Cheating pays, sort of. But for a glossy blue-black bird with a bright yellow eye, cheating doesn’t outdo regular honest parenting.
The greater ani, a type of cuckoo found from Panama to the Amazon Basin, usually starts out as a dutiful parent. Two or three male-female pairs typically build and fill a communal nest “like a big basket of eggs,” says behavioral ecologist Christina Riehl of Princeton University.
But if a snake or some other disaster kills the young, a bereft female sometimes gets sneaky. She slips into neighboring ani nests and leaves an egg here and there that she won’t care for, but the rightful nest owners might. Not all females from trashed nests do that. Some just wait for the next breeding season, when all the birds get a fresh start building another nest.
Greater anis’ sporadic cheating offers a rare chance to compare the success of egg-sneaks with honest mothers in the same species. Over 11 breeding seasons, Riehl and colleagues determined the parentage of more than 1,700 eggs and found 65 eggs in foster nests.

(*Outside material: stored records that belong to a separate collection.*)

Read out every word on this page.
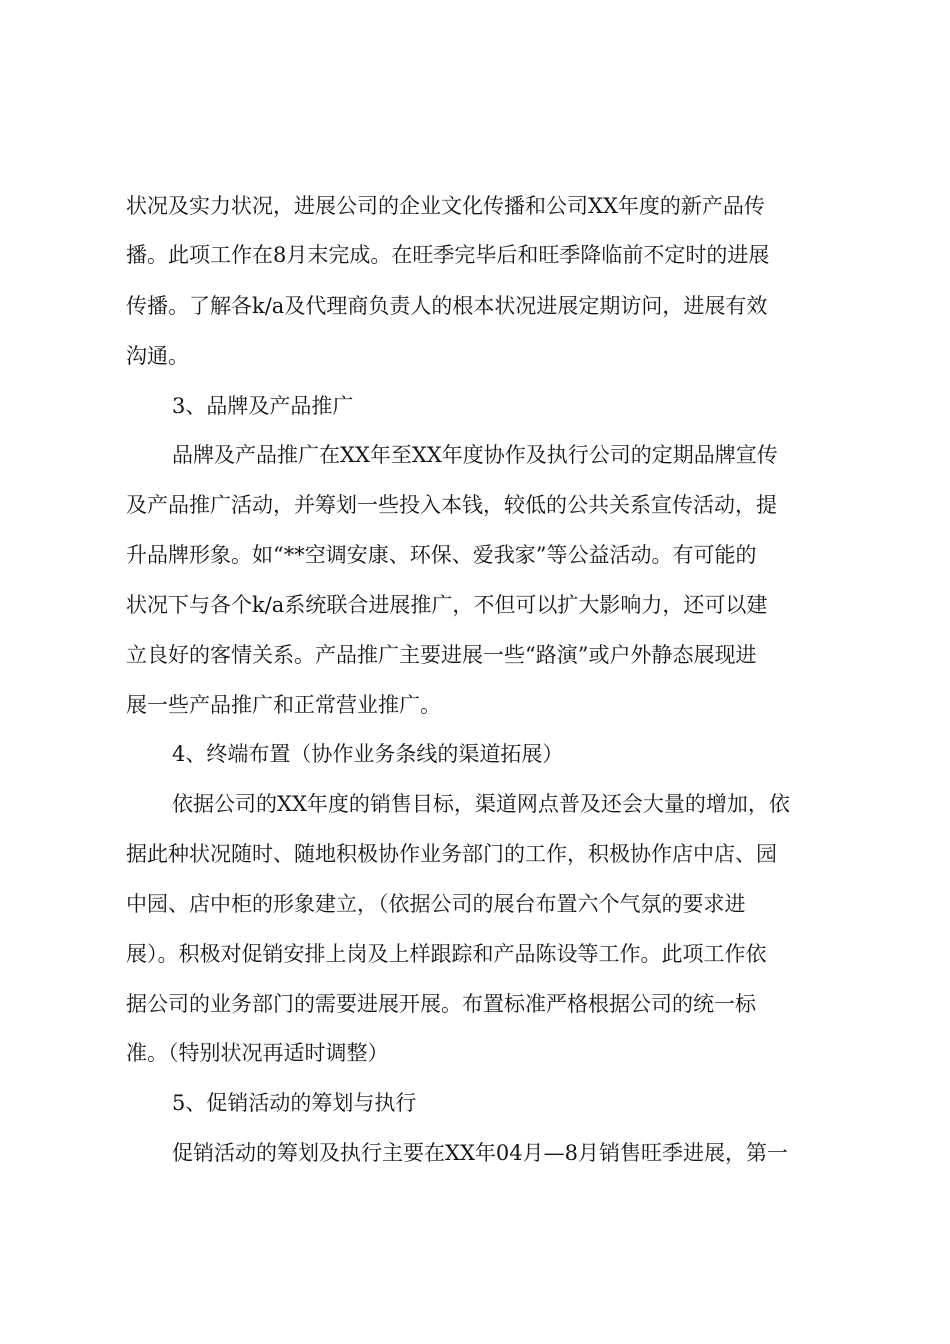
状况及实力状况，进展公司的企业文化传播和公司XX年度的新产品传
播。此项工作在8月末完成。在旺季完毕后和旺季降临前不定时的进展
传播。了解各k/a及代理商负责人的根本状况进展定期访问，进展有效
沟通。
3、品牌及产品推广
品牌及产品推广在XX年至XX年度协作及执行公司的定期品牌宣传
及产品推广活动，并筹划一些投入本钱，较低的公共关系宣传活动，提
升品牌形象。如“**空调安康、环保、爱我家”等公益活动。有可能的
状况下与各个k/a系统联合进展推广，不但可以扩大影响力，还可以建
立良好的客情关系。产品推广主要进展一些“路演”或户外静态展现进
展一些产品推广和正常营业推广。
4、终端布置（协作业务条线的渠道拓展）
依据公司的XX年度的销售目标，渠道网点普及还会大量的增加，依
据此种状况随时、随地积极协作业务部门的工作，积极协作店中店、园
中园、店中柜的形象建立，（依据公司的展台布置六个气氛的要求进
展）。积极对促销安排上岗及上样跟踪和产品陈设等工作。此项工作依
据公司的业务部门的需要进展开展。布置标准严格根据公司的统一标
准。（特别状况再适时调整）
5、促销活动的筹划与执行
促销活动的筹划及执行主要在XX年04月—8月销售旺季进展，第一
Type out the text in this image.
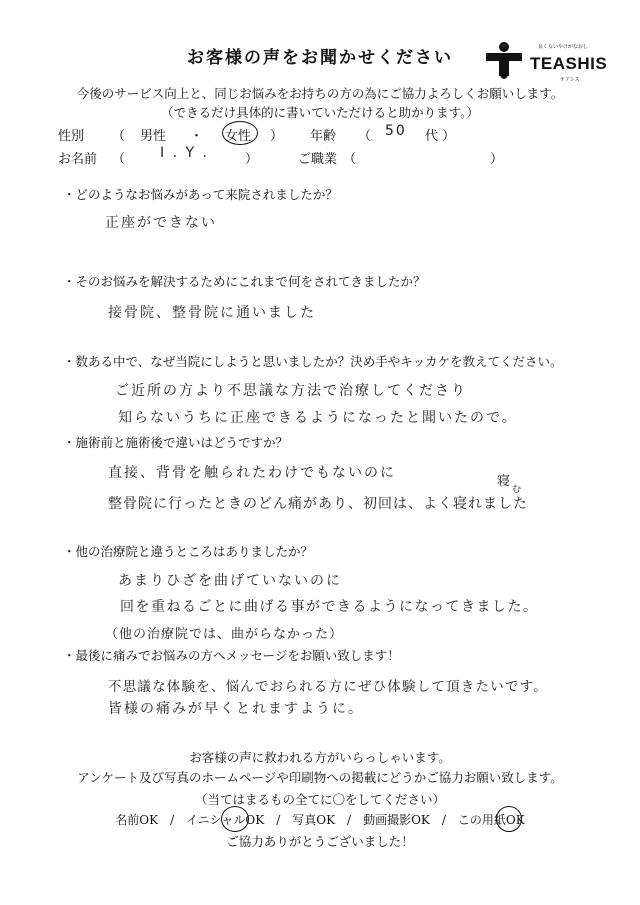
お客様の声をお聞かせください
良くないやけがなおし
TEASHIS
テアシス
今後のサービス向上と、同じお悩みをお持ちの方の為にご協力よろしくお願いします。
（できるだけ具体的に書いていただけると助かります。）
性別 （ 男性 ・ 女性 ） 年齢 （ 50 代 ）
お名前 （ I . Y .	）	ご職業 （	）
・どのようなお悩みがあって来院されましたか？
正座ができない
・そのお悩みを解決するためにこれまで何をされてきましたか？
接骨院、整骨院に通いました
・数ある中で、なぜ当院にしようと思いましたか？決め手やキッカケを教えてください。
ご近所の方より不思議な方法で治療してくださり
知らないうちに正座できるようになったと聞いたので。
・施術前と施術後で違いはどうですか？
直接、背骨を触られたわけでもないのに
整骨院に行ったときのどん痛があり、初回は、よく寝れました
寝
む
・他の治療院と違うところはありましたか？
あまりひざを曲げていないのに
回を重ねるごとに曲げる事ができるようになってきました。
（他の治療院では、曲がらなかった）
・最後に痛みでお悩みの方へメッセージをお願い致します！
不思議な体験を、悩んでおられる方にぜひ体験して頂きたいです。
皆様の痛みが早くとれますように。
お客様の声に救われる方がいらっしゃいます。
アンケート及び写真のホームページや印刷物への掲載にどうかご協力お願い致します。
（当てはまるもの全てに〇をしてください）
名前OK　/　イニシャルOK　/　写真OK　/　動画撮影OK　/　この用紙OK
ご協力ありがとうございました！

Mothers that parasitize other nests in this way seem to lay more eggs a year, on average, Riehl says. “It’s actually kind of hard to be a parasite,” she says. But the average number of chicks that survived to flutter out of the nest on their own frantic wing power was about the same for all females, Riehl and Princeton colleague Meghan Strong report online February 27 in Nature. The mothers that always cooperated averaged about one fledgling a year, and so did the females that laid stealth eggs.

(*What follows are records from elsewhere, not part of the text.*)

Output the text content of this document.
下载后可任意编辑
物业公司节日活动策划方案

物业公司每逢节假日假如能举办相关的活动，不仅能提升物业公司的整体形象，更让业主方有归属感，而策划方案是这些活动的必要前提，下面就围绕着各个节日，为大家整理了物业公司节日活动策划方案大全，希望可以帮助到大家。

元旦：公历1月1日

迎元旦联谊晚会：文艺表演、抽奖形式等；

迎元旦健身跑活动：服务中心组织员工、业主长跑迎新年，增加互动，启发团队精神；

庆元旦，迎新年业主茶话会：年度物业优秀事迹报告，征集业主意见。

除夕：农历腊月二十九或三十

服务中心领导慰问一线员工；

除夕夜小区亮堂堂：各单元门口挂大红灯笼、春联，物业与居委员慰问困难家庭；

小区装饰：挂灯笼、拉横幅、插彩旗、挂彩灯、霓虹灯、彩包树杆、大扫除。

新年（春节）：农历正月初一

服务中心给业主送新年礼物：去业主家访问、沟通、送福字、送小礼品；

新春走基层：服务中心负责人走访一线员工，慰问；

Birds that off-load the work of raising their chicks by sneaking eggs into some other family’s nest have long fascinated biologists. Figuring out who sneaks and who doesn’t can provide insight into the balance of forces that promotes cheating or cooperation, says behavioral ecologist Dai Shizuka of the University of Nebraska–Lincoln.

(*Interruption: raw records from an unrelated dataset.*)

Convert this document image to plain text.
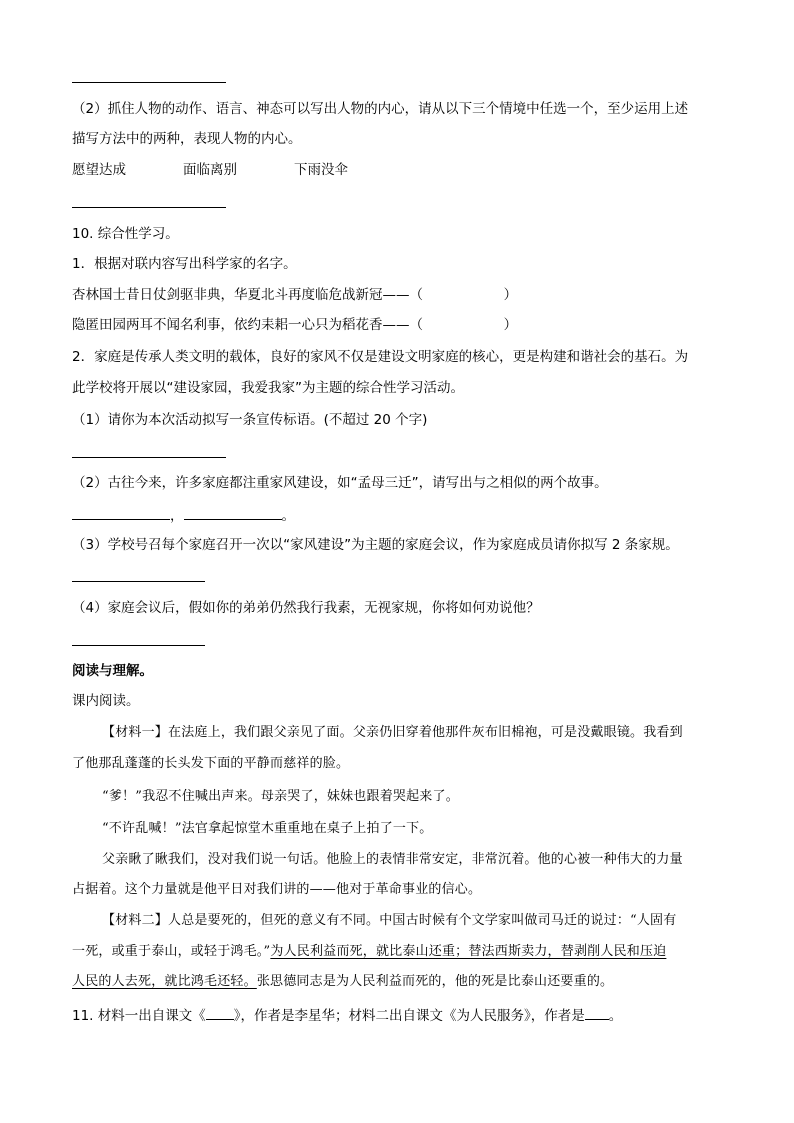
（2）抓住人物的动作、语言、神态可以写出人物的内心，请从以下三个情境中任选一个，至少运用上述
描写方法中的两种，表现人物的内心。
愿望达成	面临离别	下雨没伞
10. 综合性学习。
1．根据对联内容写出科学家的名字。
杏林国士昔日仗剑驱非典，华夏北斗再度临危战新冠——（	）
隐匿田园两耳不闻名利事，依约耒耜一心只为稻花香——（	）
2．家庭是传承人类文明的载体，良好的家风不仅是建设文明家庭的核心，更是构建和谐社会的基石。为
此学校将开展以“建设家园，我爱我家”为主题的综合性学习活动。
（1）请你为本次活动拟写一条宣传标语。(不超过 20 个字)
（2）古往今来，许多家庭都注重家风建设，如“孟母三迁”，请写出与之相似的两个故事。
，	。
（3）学校号召每个家庭召开一次以“家风建设”为主题的家庭会议，作为家庭成员请你拟写 2 条家规。
（4）家庭会议后，假如你的弟弟仍然我行我素，无视家规，你将如何劝说他？
阅读与理解。
课内阅读。
【材料一】在法庭上，我们跟父亲见了面。父亲仍旧穿着他那件灰布旧棉袍，可是没戴眼镜。我看到
了他那乱蓬蓬的长头发下面的平静而慈祥的脸。
“爹！”我忍不住喊出声来。母亲哭了，妹妹也跟着哭起来了。
“不许乱喊！”法官拿起惊堂木重重地在桌子上拍了一下。
父亲瞅了瞅我们，没对我们说一句话。他脸上的表情非常安定，非常沉着。他的心被一种伟大的力量
占据着。这个力量就是他平日对我们讲的——他对于革命事业的信心。
【材料二】人总是要死的，但死的意义有不同。中国古时候有个文学家叫做司马迁的说过：“人固有
一死，或重于泰山，或轻于鸿毛。”为人民利益而死，就比泰山还重；替法西斯卖力，替剥削人民和压迫
人民的人去死，就比鸿毛还轻。张思德同志是为人民利益而死的，他的死是比泰山还要重的。
11. 材料一出自课文《 》，作者是李星华；材料二出自课文《为人民服务》，作者是 。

Stealth egg-laying’s most dramatic form, which targets other species’ nests, has evolved at least three times in the diverse family of cuckoos and at least four more times in other birds that aren’t closely related, such as cowbirds and some ducks. The greater ani (Crotophaga major) targets its own species. Birds like this are hard to spot but may represent a huge chunk of nest parasites, perhaps 1 percent of all birds, says Rose Thorogood of the University of Helsinki.
Riehl studies greater anis along waterway edges in Panama. When the anis chorus as a group, “it sounds like an outboard motorboat or an eggbeater,” she says. She spent several years figuring out how to use forensic DNA tools to sample the surface of freshly laid ani eggs for traces of maternal DNA that link an egg to its mom. She identified eggs of 210 females and pinpointed 33 birds that cheated after a nest disaster.
The cheaters tend to repeat their deception if disaster strikes them again. Finding individual birds with a tendency to cheat could be “step one,” Riehl says, to testing for some heritable genetic basis for sneaking eggs.
Researchers often view this parasitic egg-laying and cooperative nesting as opposite ends of a nesting spectrum, says John Eadie of the University of California, Davis, who coauthored a commentary on the study in the same issue of Nature. “Studying both in the same species and the same population is quite an exceptional opportunity.”